But if you mean "how can I get a full time job where I just do prompt writing" - Unfortunately I'm not quite convinced it's a real role yet. It was more of a marketing thing that newspapers and others wanted to hype up. For example this https://jobs.lever.co/Anthropic/e3cde481-d446-460f-b576-93ca... was the main job posting most news articles about 'prompt engineering' referred to when talking about the big salaries, but if you actually look at what it involves:
> Discover, test, and document best practices for a wide range of tasks relevant to our customers.
(This is largely a customer success role)
> Build up a library of high quality prompts or prompt chains to accomplish a variety of tasks, with an easy guide to help users search for the one that meets their needs.
(Prompt engineering and writing)
> Build a set of tutorials and interactive tools that teach the art of prompt engineering to our customers.
(This is largely a software engineering role)

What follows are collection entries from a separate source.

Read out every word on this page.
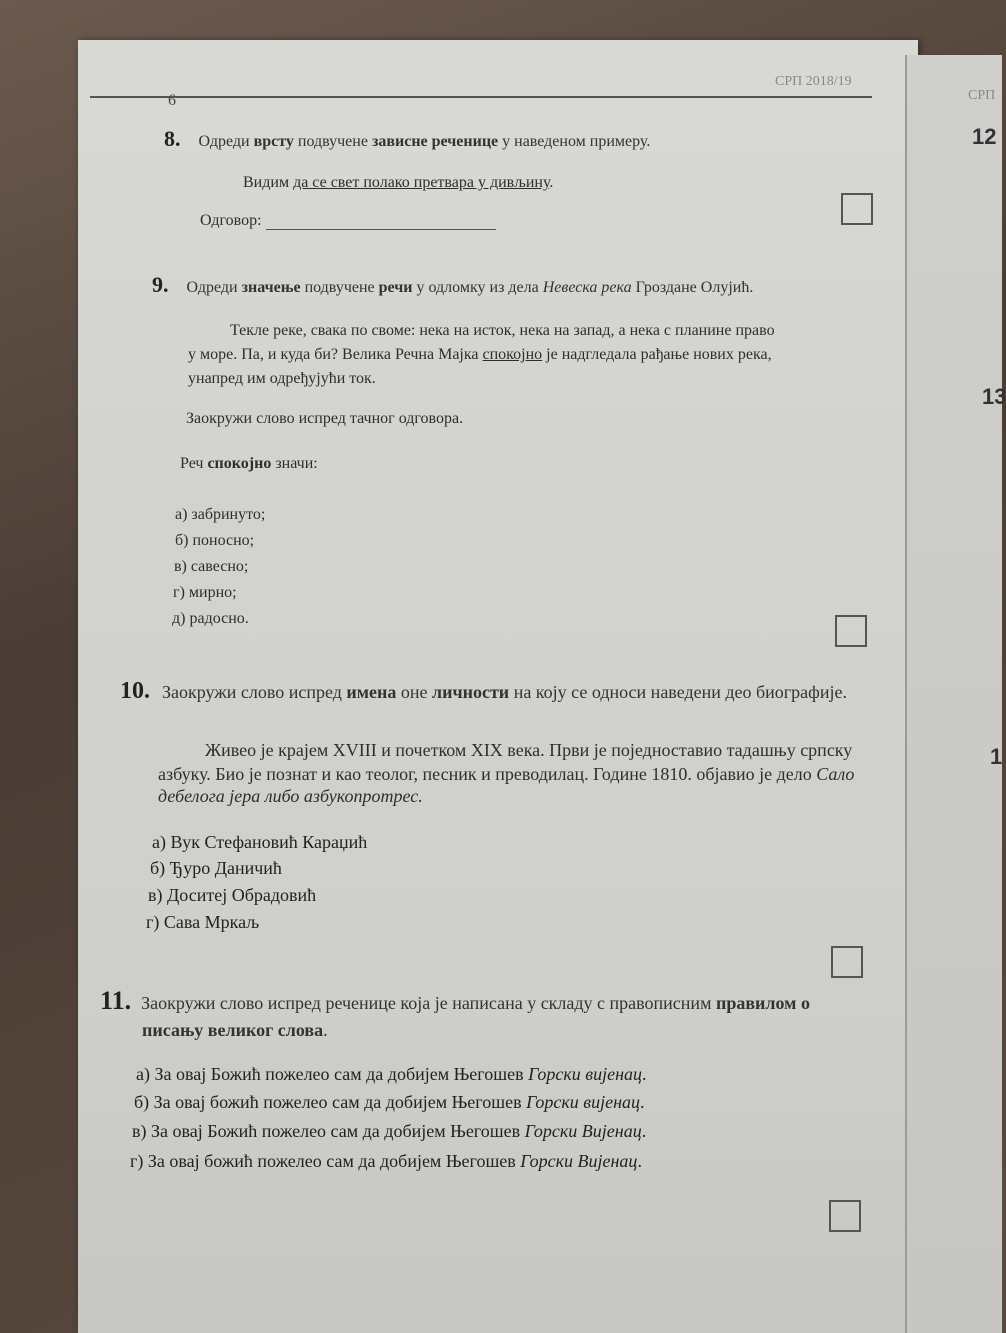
СРП 2018/19
6	СРП
12
13
1
8. Одреди врсту подвучене зависне реченице у наведеном примеру.
Видим да се свет полако претвара у дивљину.
Одговор:
9. Одреди значење подвучене речи у одломку из дела Невеска река Гроздане Олујић.
Текле реке, свака по своме: нека на исток, нека на запад, а нека с планине право
у море. Па, и куда би? Велика Речна Мајка спокојно је надгледала рађање нових река,
унапред им одређујући ток.
Заокружи слово испред тачног одговора.
Реч спокојно значи:
а) забринуто;
б) поносно;
в) савесно;
г) мирно;
д) радосно.
10. Заокружи слово испред имена оне личности на коју се односи наведени део биографије.
Живео је крајем XVIII и почетком XIX века. Први је поједноставио тадашњу српску
азбуку. Био је познат и као теолог, песник и преводилац. Године 1810. објавио је дело Сало
дебелога јера либо азбукопротрес.
а) Вук Стефановић Караџић
б) Ђуро Даничић
в) Доситеј Обрадовић
г) Сава Мркаљ
11. Заокружи слово испред реченице која је написана у складу с правописним правилом о
писању великог слова.
а) За овај Божић пожелео сам да добијем Његошев Горски вијенац.
б) За овај божић пожелео сам да добијем Његошев Горски вијенац.
в) За овај Божић пожелео сам да добијем Његошев Горски Вијенац.
г) За овај божић пожелео сам да добијем Његошев Горски Вијенац.
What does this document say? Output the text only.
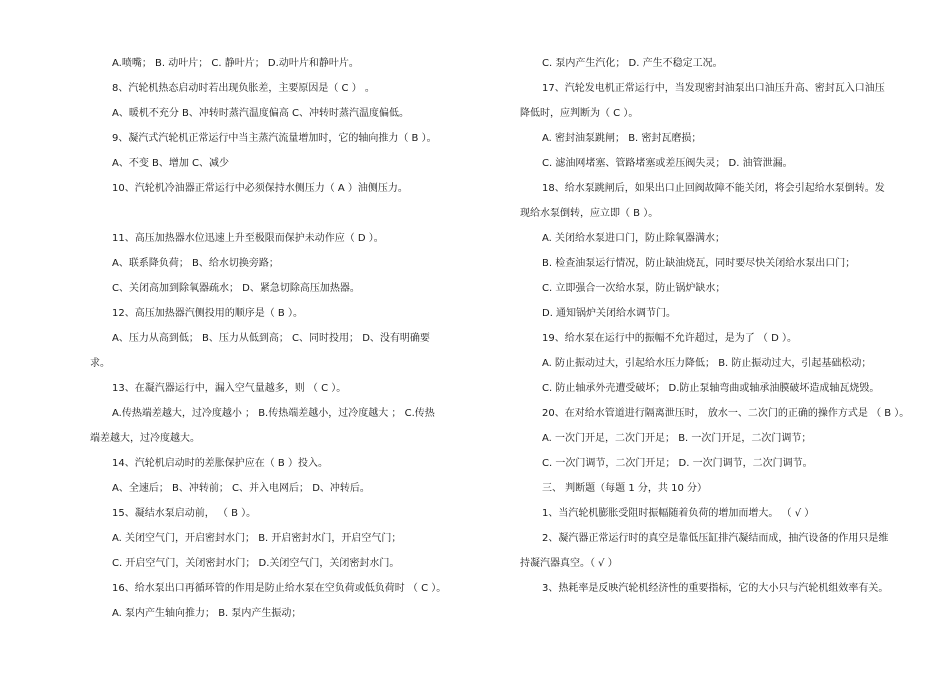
A.喷嘴； B. 动叶片； C. 静叶片； D.动叶片和静叶片。
8、汽轮机热态启动时若出现负胀差，主要原因是（ C ） 。
A、暖机不充分 B、冲转时蒸汽温度偏高 C、冲转时蒸汽温度偏低。
9、凝汽式汽轮机正常运行中当主蒸汽流量增加时，它的轴向推力（ B ）。
A、不变 B、增加 C、减少
10、汽轮机冷油器正常运行中必须保持水侧压力（ A ）油侧压力。
11、高压加热器水位迅速上升至极限而保护未动作应（ D ）。
A、联系降负荷； B、给水切换旁路；
C、关闭高加到除氧器疏水； D、紧急切除高压加热器。
12、高压加热器汽侧投用的顺序是（ B ）。
A、压力从高到低； B、压力从低到高； C、同时投用； D、没有明确要
求。
13、在凝汽器运行中，漏入空气量越多，则 （ C ）。
A.传热端差越大，过冷度越小 ； B.传热端差越小，过冷度越大 ； C.传热
端差越大，过冷度越大。
14、汽轮机启动时的差胀保护应在（ B ）投入。
A、全速后； B、冲转前； C、并入电网后； D、冲转后。
15、凝结水泵启动前， （ B ）。
A. 关闭空气门，开启密封水门； B. 开启密封水门，开启空气门；
C. 开启空气门，关闭密封水门； D.关闭空气门，关闭密封水门。
16、给水泵出口再循环管的作用是防止给水泵在空负荷或低负荷时 （ C ）。
A. 泵内产生轴向推力； B. 泵内产生振动；
C. 泵内产生汽化； D. 产生不稳定工况。
17、汽轮发电机正常运行中，当发现密封油泵出口油压升高、密封瓦入口油压
降低时，应判断为（ C ）。
A. 密封油泵跳闸； B. 密封瓦磨损；
C. 滤油网堵塞、管路堵塞或差压阀失灵； D. 油管泄漏。
18、给水泵跳闸后，如果出口止回阀故障不能关闭，将会引起给水泵倒转。发
现给水泵倒转，应立即（ B ）。
A. 关闭给水泵进口门，防止除氧器满水；
B. 检查油泵运行情况，防止缺油烧瓦，同时要尽快关闭给水泵出口门；
C. 立即强合一次给水泵，防止锅炉缺水；
D. 通知锅炉关闭给水调节门。
19、给水泵在运行中的振幅不允许超过，是为了 （ D ）。
A. 防止振动过大，引起给水压力降低； B. 防止振动过大，引起基础松动；
C. 防止轴承外壳遭受破坏； D.防止泵轴弯曲或轴承油膜破坏造成轴瓦烧毁。
20、在对给水管道进行隔离泄压时， 放水一、二次门的正确的操作方式是 （ B ）。
A. 一次门开足，二次门开足； B. 一次门开足，二次门调节；
C. 一次门调节，二次门开足； D. 一次门调节，二次门调节。
三、 判断题（每题 1 分，共 10 分）
1、当汽轮机膨胀受阻时振幅随着负荷的增加而增大。 （ √ ）
2、凝汽器正常运行时的真空是靠低压缸排汽凝结而成，抽汽设备的作用只是维
持凝汽器真空。（ √ ）
3、热耗率是反映汽轮机经济性的重要指标，它的大小只与汽轮机组效率有关。
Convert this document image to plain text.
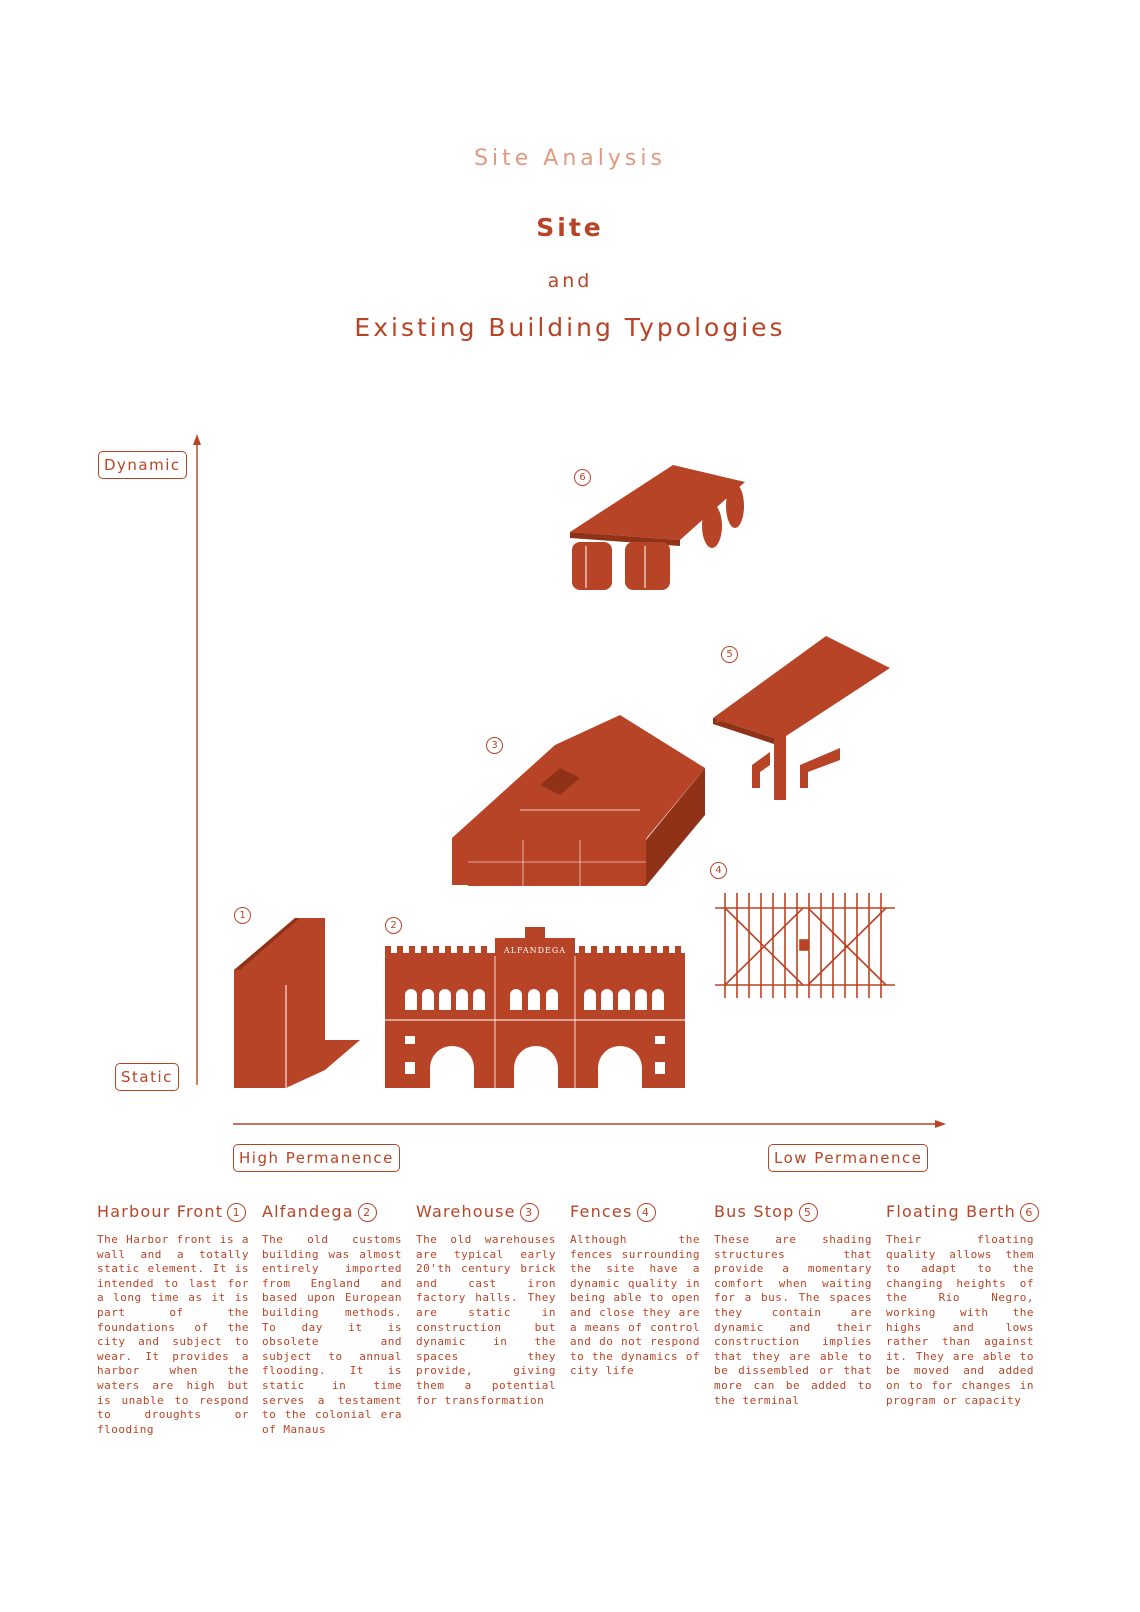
Site Analysis
Site
and
Existing Building Typologies
ALFANDEGA
1
2
3
4
5
6
Dynamic
Static
High Permanence	Low Permanence
Harbour Front 1
The Harbor front is a wall and a totally static element. It is intended to last for a long time as it is part of the foundations of the city and subject to wear. It provides a harbor when the waters are high but is unable to respond to droughts or flooding
Alfandega 2
The old customs building was almost entirely imported from England and based upon European building methods. To day it is obsolete and subject to annual flooding. It is static in time serves a testament to the colonial era of Manaus
Warehouse 3
The old warehouses are typical early 20'th century brick and cast iron factory halls. They are static in construction but dynamic in the spaces they provide, giving them a potential for transformation
Fences 4
Although the fences surrounding the site have a dynamic quality in being able to open and close they are a means of control and do not respond to the dynamics of city life
Bus Stop 5
These are shading structures that provide a momentary comfort when waiting for a bus. The spaces they contain are dynamic and their construction implies that they are able to be dissembled or that more can be added to the terminal
Floating Berth 6
Their floating quality allows them to adapt to the changing heights of the Rio Negro, working with the highs and lows rather than against it. They are able to be moved and added on to for changes in program or capacity
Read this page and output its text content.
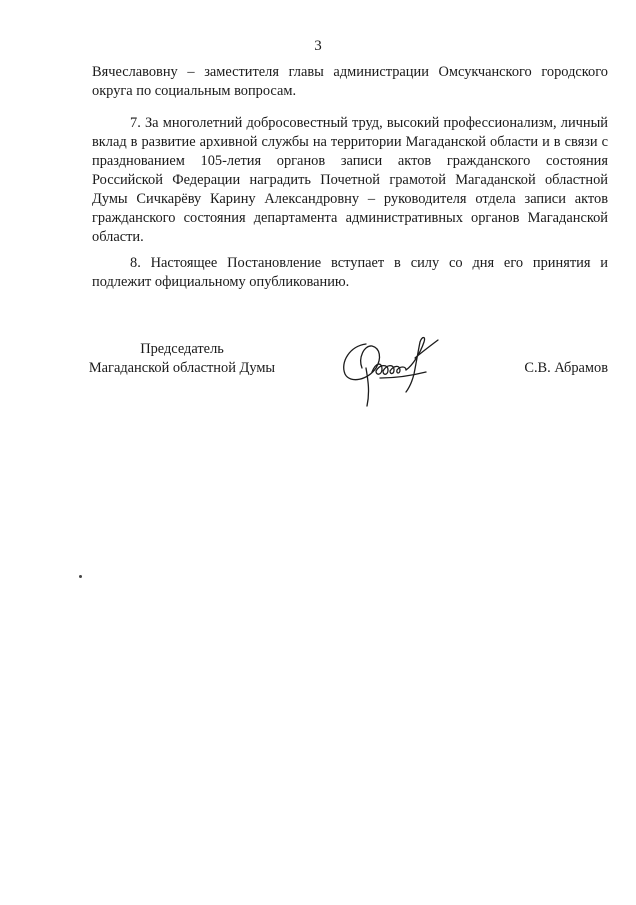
3

Вячеславовну – заместителя главы администрации Омсукчанского городского округа по социальным вопросам.

7. За многолетний добросовестный труд, высокий профессионализм, личный вклад в развитие архивной службы на территории Магаданской области и в связи с празднованием 105-летия органов записи актов гражданского состояния Российской Федерации наградить Почетной грамотой Магаданской областной Думы Сичкарёву Карину Александровну – руководителя отдела записи актов гражданского состояния департамента административных органов Магаданской области.

8. Настоящее Постановление вступает в силу со дня его принятия и подлежит официальному опубликованию.

Председатель
Магаданской областной Думы	С.В. Абрамов
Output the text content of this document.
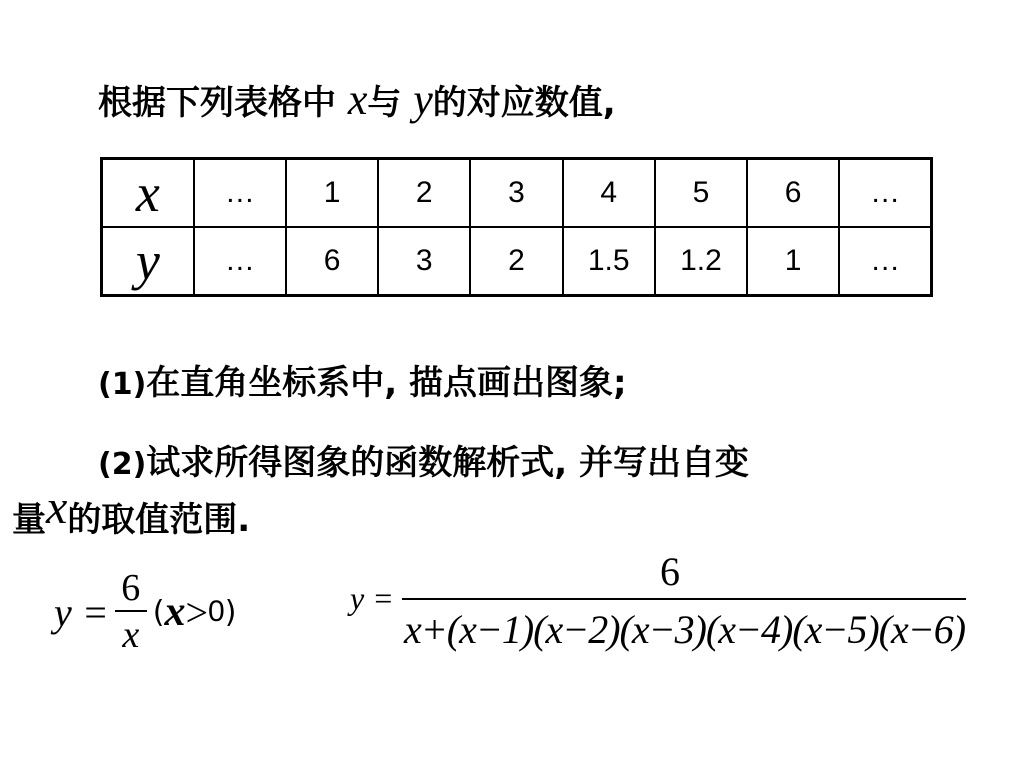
根据下列表格中 x与 y的对应数值,
x	…	1	2	3	4	5	6	…
y	…	6	3	2	1.5	1.2	1	…
(1)在直角坐标系中, 描点画出图象;
(2)试求所得图象的函数解析式, 并写出自变
量x的取值范围.
$y = \frac{6}{x}$ ( x > 0 )	y =
6
x+(x−1)(x−2)(x−3)(x−4)(x−5)(x−6)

> Work with large enterprise customers on their prompting strategies.
(This is largely an enterprise customer success role)
It's more of a software engineering + enterprise customer success role, from what I can see.That said, I've seen $25/hr freelance jobs that are pure prompt writing, though not 40/hrs a week.
If you want to do it because you love writing prompts, I expect that the job roles that'll spend the most time of their day writing prompts will be software engineers at companies that use GPT-4 in production (so Notion, Mem, Speak, Descript, Retool, Quora, Zapier, Stripe).
https://learn.microsoft.com/en-us/certifications/azure-ai-en...
I don’t know how good it really is but there is very little like it right now so that would be a reason to go for it.
But if you want prompting experience with whatever work you do, just play with Stable Diffusion and LLaMA finetunes.